Situs geni.com tak menyebut di mana Loa Po Seng lahir. Yang disebut hanya tahun kelahiran,yaitu 1824, tapi tak ada tahun kematian. Loa Po Seng menikah dua kali. Nama istri pertama tak diketahui. Istri kedua bernama Tjia An Nio, kelahiran 1830, tapi tempat kelahiran tak diketahui.

Pers Belanda tak menarasikan perjalanan bisnis Loa Po Seng. Informasi dari akun @potretlawas menyebutkan Loa Po Seng lekat dengan Pasar Baru. Ia adalah anak miskin yang menjadi orang terkaya di Batavia pada tahun 1870-an. Loa Po Seng meninggal tahun 1899, mewarisan sedemikian banyak properti dan uang tunai yang menjadi rebutan anak-anaknya selama 30 tahun.

Kekayaan Loa Po Seng tidak hanya dari usaha penjualan barang-barang impor. Ia juga pachter opium, alias bandar candu. Tahun 1897, seperti ditulis Het vaderland edisi 10 November, Loa Po Seng & Co — saat itu dipimpin Loa Tiang Hoei — menjadi penawar tertinggi hak penjualan opium skala kecil untuk wilayah Batavia, Karawang, dan Lampong. Loa Po Seng menjadi penjaminnya.

Loa Tiang Hoei saat itu melepas posisinya sebagai kapitein der Chinezen Pasar Baru untuk fokus mengelola Loa Po Seng & Co. Setahun kemudian, seperti dilaporkan Insulinde 18 Januari 1898, Loa Po Seng & Co menjadi pemenang lelang sewa guna usaha penjualan eceran opium di Distrik Batavia, Krawang, dan Lampong untuk tahun 1898, 1899, dan 1900. Untuk semua itu Loa Tiang Hoei mengeluarkan 2.638.800 gulden dan Loa Po Seng menggandeng Jo Tiang Soei sebagai penjamin.

Tahun 1899, jelang akhir hayatnya, Loa Po Seng masih agresif membelanjakan uangnya untuk mendapatkan properti produktif. Ia membeli tanah partikelir Antjol Victoria of Daroe di Tangerang dari Ong Kioe Poen dengan nilai transaksi tak diketahui. Tahun 1900, Regeerings Almanak voor Nederlandsche Indie mencatatnya sebagai eigenaar, alias pemilik, tanah partikelir Antjol Victoria of Daroe seluas 1.990 bouw atau 1.412 hektar dengan 1.835 penduduk di dalamnya. Tanah ditanami padi, kacang, dan singkong.
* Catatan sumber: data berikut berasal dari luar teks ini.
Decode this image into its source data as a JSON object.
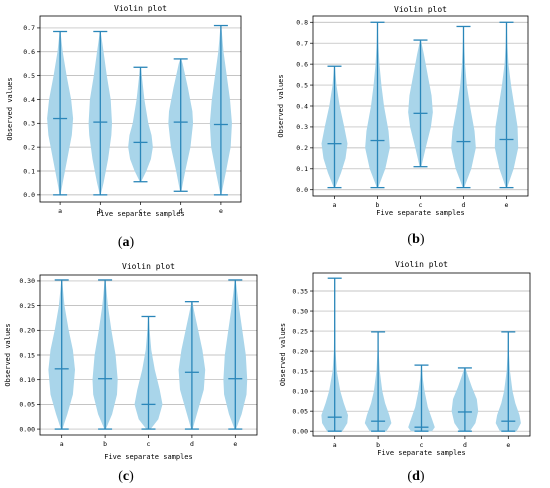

Dua tahun kemudian Regeerings Almanak voor Nederlandsche Indie tak lagi mencatat Loa Po Seng sebagai pemilik tanah partikelir Antjol Victoria of Daroe. Sebagai gantinya tertera Erven (ahli waris) Loa Po Seng di kolom eigenaar, dengan Oeij Teng Pong sebagai penyewa. Tahun yang sama, pertarungan hukum memperebutkan harta warisan Loa Po Seng dimulai.

Ada dua kelompok yang bertikai berebut warisan Loa Po Seng. Pertama, kelompok yang dipimpin Loa Tiang Hoat. Kedua, Loa Tiang Hoei. Loa Tiang Hoat adalah anak sah Loa Po Seng dari istri kedua. Ia memimpin tiga saudaranya; Loa Soan Nio — putri Loa Po Seng dari istri pertama — Loa Tiang Hin dan Loa Gwat Nio, putra dan putri Loa Po Seng dari istri kedua. Loa Tiang Hoey, menurut pengadilan Hndia-Belanda, adalah anak angkat Loa Po Seng.
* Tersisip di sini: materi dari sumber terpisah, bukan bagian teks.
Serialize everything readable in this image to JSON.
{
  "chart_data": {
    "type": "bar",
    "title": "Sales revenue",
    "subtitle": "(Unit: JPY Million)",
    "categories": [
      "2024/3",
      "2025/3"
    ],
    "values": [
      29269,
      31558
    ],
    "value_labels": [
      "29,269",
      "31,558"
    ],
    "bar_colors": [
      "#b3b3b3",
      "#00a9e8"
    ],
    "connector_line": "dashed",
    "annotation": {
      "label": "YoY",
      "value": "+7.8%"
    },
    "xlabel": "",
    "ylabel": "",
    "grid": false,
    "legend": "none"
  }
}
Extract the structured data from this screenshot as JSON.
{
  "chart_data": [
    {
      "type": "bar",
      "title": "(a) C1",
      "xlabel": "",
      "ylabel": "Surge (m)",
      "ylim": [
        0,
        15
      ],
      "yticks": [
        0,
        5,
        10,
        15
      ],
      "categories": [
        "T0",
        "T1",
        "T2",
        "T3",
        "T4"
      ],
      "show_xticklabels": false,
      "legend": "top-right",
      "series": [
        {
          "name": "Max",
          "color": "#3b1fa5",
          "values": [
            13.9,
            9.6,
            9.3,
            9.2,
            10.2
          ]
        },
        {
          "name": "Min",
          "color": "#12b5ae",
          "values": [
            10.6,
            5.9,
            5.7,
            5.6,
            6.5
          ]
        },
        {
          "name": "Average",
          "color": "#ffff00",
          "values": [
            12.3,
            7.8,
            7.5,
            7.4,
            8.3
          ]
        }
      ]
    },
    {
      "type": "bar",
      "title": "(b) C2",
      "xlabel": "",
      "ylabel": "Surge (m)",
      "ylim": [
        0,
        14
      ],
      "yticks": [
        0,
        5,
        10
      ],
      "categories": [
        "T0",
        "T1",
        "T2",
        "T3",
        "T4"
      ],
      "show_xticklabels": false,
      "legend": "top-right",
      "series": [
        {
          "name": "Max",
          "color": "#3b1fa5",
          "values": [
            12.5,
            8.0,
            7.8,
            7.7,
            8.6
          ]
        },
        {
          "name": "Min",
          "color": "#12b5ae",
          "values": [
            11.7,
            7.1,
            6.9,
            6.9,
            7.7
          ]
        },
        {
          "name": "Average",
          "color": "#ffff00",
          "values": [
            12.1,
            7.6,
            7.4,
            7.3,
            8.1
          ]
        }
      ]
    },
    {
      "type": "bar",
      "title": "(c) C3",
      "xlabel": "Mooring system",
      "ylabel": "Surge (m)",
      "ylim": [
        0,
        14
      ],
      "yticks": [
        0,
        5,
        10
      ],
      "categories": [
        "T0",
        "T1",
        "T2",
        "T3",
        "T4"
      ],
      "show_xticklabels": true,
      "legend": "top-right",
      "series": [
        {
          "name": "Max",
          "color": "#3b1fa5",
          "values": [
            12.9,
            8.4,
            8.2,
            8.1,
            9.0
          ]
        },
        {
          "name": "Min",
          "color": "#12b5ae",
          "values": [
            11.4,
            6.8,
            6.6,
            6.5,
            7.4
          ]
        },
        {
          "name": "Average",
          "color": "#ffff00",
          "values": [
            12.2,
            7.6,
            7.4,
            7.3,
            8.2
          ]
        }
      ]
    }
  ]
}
Pertarungan hukum ini memakan waktu hampir 30 tahun. Tahun 1931, De Indische verlofganger edisi 6 Maret dalam tulisan berjudul Millioenen-Erfenis atau Warisan Uang Sejuta Gulden, menulis Mahkamah Agung memutuskan sengketa warisan almarhum Loa Po Seng — berupa properti dan uang tunai satu juga gulden — dibagi secara merata.

Saat putusan dibacakan, Loa Tiang Hoat dan Loa Tiang Hoei telah tiada. Yang hadir dalam pembacaan putusan adalah anak-anak Loa Tiang Hoey, yaitu Loa Sek Hie dan Loa Sek Tjoei, serta anak-anak Loa Tiang Hoat yang tidak disebutkan namanya. Anak-anak Loa Tiang Hoat keberatan atas putusan itu. Anak-anak Loa Tiang Hoey mengajukan gugatan lagi, tapi diselesaikan lewat mediasi.

Mahkaman Agung, menurut artikel itu, mendasarkan putusannya pada hukum adat Tionghoa yang menyebut anak angkat memiliki hak yang sama dengan anak sah. Anak-anak Loa Tiang Hoat akhirnya menerima keputusan Mahkamah Agung. Loa Sek Hie dan Loa Sek Tjoe dapat menikmati jumlah warisan yang sama seperti yang diterima anak-anal Loa Tiang Hoat, Loa Tiang Hin, Loa Soan Nio, dan Loa Gwat Nio.

Cerita Keluarga Loa berlanjut dengan kiprah Loa Sek Hie di bidang politik. Ia menjadi anggota Volksraad, membentuk dan mengetuai Pao An Tui — pasukan beladiri komunitas Tionghoa, sebelum memutuskan melanjutkan hidup di Den Haag, Belanda.